Backtesting high-frequency trading strategies is always a subject of discussion. It differs from other types of backtesting because you are dealing with tick data (the smallest increment in price) and you need to take into consideration problems like network latencies and venues (or ECNs) behaviors.
Backtesting, usually, is one of the most important steps in developing a trading system. It is achieved by re-creating trades using existing data. This can provide you with statistics to help add an informed decision to the process. A backtest is the process of testing the trading rules (for when to buy and when to exit). In other words, you execute the strategy, with historical market price data, and find out with some level of certainty how the strategy has performed in the past.
The process can be broken down into two steps. The first step is to simulate the trading system and the second step is to compare the simulated trades with the trades that actually happened in reality.
Backtesting vs Walk-Forward
Backtesting your strategy can give you an idea of what happened in the past, but it’s more an understanding of ‘what could have been’. In fact, walk forward simulations allow for predictions about the future. The model then processes data from outside of the time period to gain insight into how those optimal settings will perform.
Why walk forward? To avoid curve-fitting. Overfitting is a frequent problem in trading. It appears where you create a trading system that adapts too closely to the noise in historical data. This means that it becomes ineffective for predictions and decisions for future trades
So, the walk forward optimization will force us to verify that we are adjusting our strategy parameters to signals in the past by constantly testing our optimized parameters in out-of-sample data.
Challenges of backtesting in the FX market
As most of us know, the FX market is a very fragmented, with prices that could vary from venue to venue for the same pair. That’s why it is an OTC (over-the-counter) market.
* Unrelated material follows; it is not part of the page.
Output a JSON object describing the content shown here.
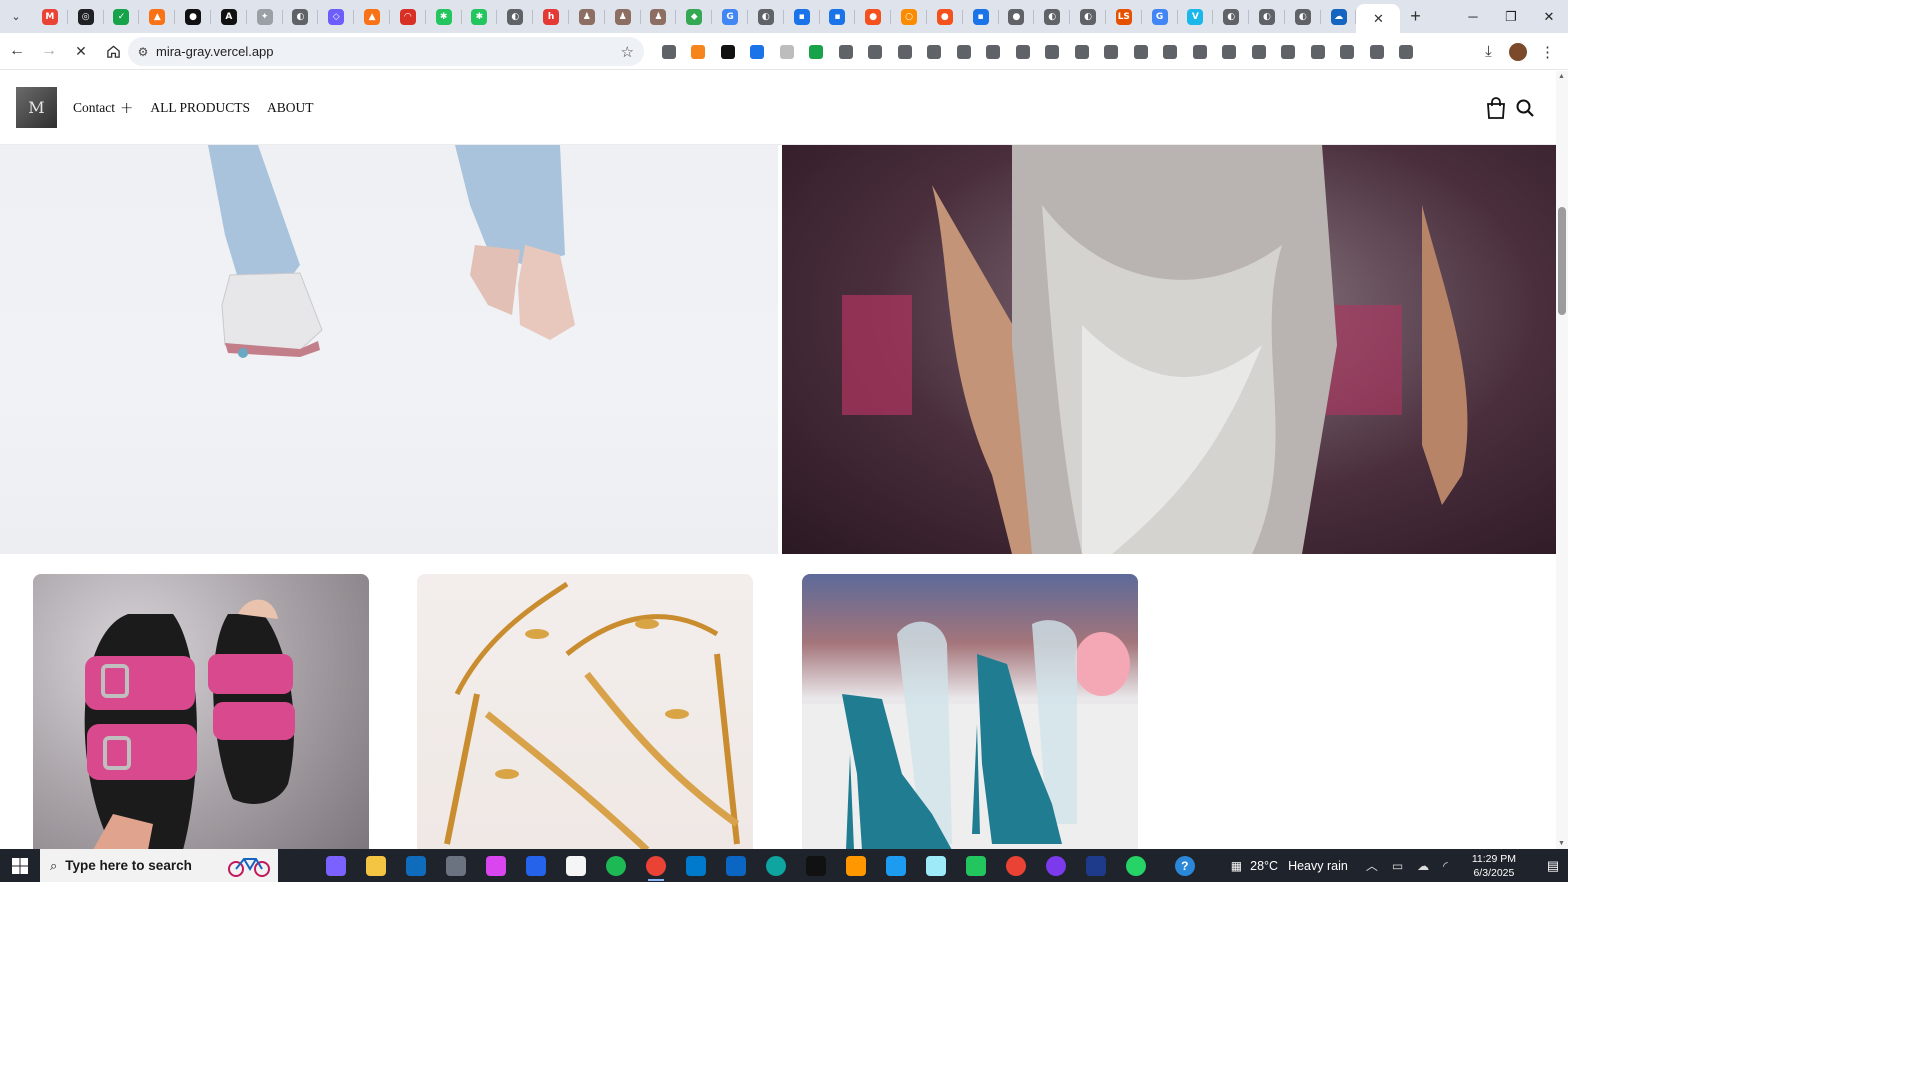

That means that the historical data could (and will) vary depending on the venue we are working on, leading to different results from one to another. And that leads directly to having a non-deterministic result, which is not good when trying to decide between one test and another. And finally, when backtesting with quality data, you will likely be using data from different sources (ECNs), and that will not only increase the storage size but also the processing power for all that data. All these are very well-known challenges when dealing with forex, but the biggest challenge will be when backtesting HFT market data, and we will discuss it next.
Challenges of backtesting with high-frequency-trading systems
First, let us define what kind of strategies are executed with high-frequency-trading systems.
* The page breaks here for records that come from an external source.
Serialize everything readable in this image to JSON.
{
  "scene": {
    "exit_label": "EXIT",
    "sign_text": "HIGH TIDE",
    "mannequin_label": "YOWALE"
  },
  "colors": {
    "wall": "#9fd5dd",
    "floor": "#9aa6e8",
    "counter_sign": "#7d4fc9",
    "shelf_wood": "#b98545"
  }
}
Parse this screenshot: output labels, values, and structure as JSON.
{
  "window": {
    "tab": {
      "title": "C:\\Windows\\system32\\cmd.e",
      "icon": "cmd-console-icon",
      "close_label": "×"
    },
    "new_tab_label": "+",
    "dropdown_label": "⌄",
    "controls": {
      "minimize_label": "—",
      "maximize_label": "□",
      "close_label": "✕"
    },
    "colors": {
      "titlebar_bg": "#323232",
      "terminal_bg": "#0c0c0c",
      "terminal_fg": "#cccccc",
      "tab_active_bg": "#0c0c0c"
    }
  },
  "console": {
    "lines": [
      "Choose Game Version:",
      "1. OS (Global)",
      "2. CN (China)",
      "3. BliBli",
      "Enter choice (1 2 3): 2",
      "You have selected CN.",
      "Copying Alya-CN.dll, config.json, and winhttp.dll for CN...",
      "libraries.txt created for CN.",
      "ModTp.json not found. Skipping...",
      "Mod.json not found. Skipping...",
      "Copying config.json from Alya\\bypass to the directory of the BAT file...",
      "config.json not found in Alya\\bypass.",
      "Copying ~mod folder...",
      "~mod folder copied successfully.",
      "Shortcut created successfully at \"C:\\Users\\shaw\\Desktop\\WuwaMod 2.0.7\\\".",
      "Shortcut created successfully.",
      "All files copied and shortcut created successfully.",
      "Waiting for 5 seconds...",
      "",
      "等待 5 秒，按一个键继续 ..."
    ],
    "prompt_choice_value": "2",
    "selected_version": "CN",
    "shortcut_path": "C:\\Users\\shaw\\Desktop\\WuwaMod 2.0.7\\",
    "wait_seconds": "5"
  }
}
Every HFT strategy relies heavily on market microstructure. That is how the limit-order book reacts to incoming orders and trades. This is also called LOB dynamics. Most of the time, modeling the LOB dynamic is a key part of any HFT strategy, and that means that we need to look at how liquidity takers and the overall market will send orders for immediate execution (market orders, and matched limit orders). And that is the most complex part of having an HFT strategy backtest. You have to simulate how the market changes the dynamic of the LOB, and how “your” order needs to interact with the full depth of the limit order book.
To be more specific, let’s say we are trying to backtest a market-making strategy. The main challenges associated with market making strategies are how to go about testing them. You need to answer the tough question of what happens once you submit your orders to this replayed environment. How the backtesting system will determine whether these orders should be filled or not (and perhaps when they should be filled). As we already know, for resting orders, we will need to look at what position in the queue our order is in the limit order book (LOB).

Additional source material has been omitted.